Après mon départ, Montencon essaya d'abord de la galanterie. Mais n'y gagnant rien, il culbuta Conquette à l'improviste sur le foutoir; et, comme il était vigoureux, il lui approcha, en la contenant d'une main, le vit des lèvres du con… Cependant il ne put l'enfiler; un coup de cul en arrière le débusquait… Il allait la menacer de la poignarder, lorsque je rentrai.

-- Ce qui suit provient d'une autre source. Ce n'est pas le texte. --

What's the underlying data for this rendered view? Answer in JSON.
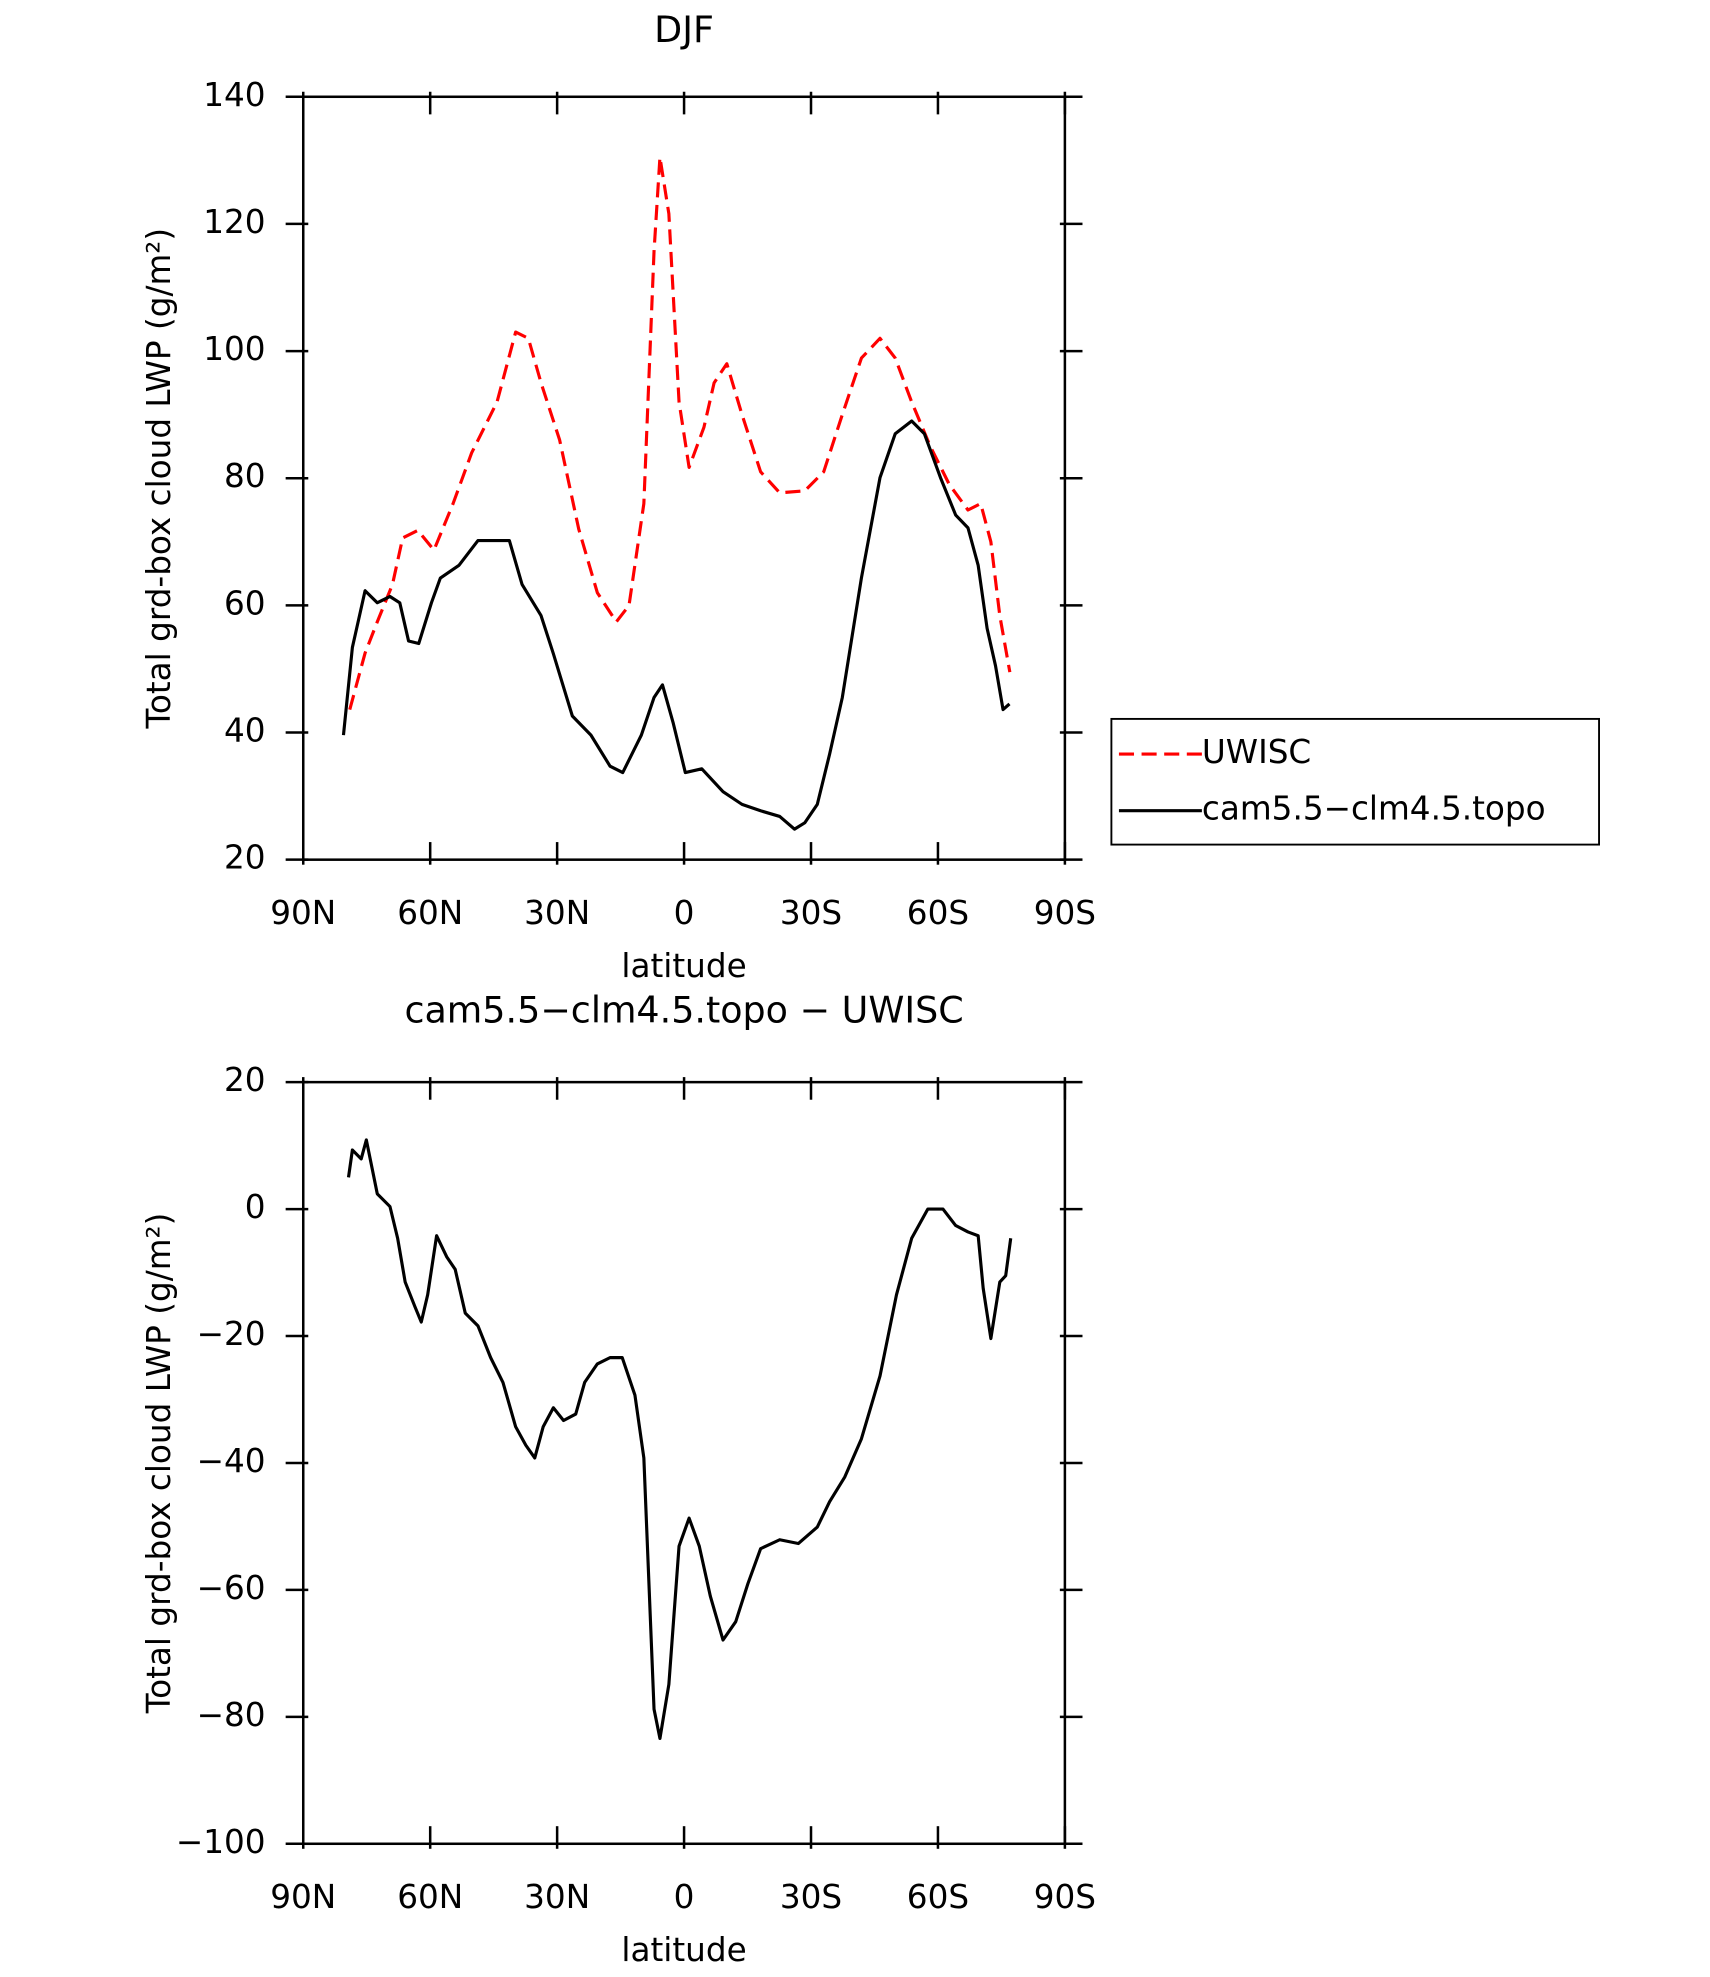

Conquette se rajusta, sans marquer d'humeur. Je dis tout bas à Montencon:

— Le pucelage?

— C'est un diable! J'en serai réduit à me branler!

— Tu la foutras.

Nous nous mimes à table. Conquette parla comme à l'ordinaire à son vellivioleur, et rit même avec lui. Tout haut, devant moi, il lui demanda, d'où vient elle ne s'était pas laissée enconner?

— Fi donc! (répondit-elle). Eh! d'où vient l'aurais-je souffert?

— Parce que je bandais comme un carme.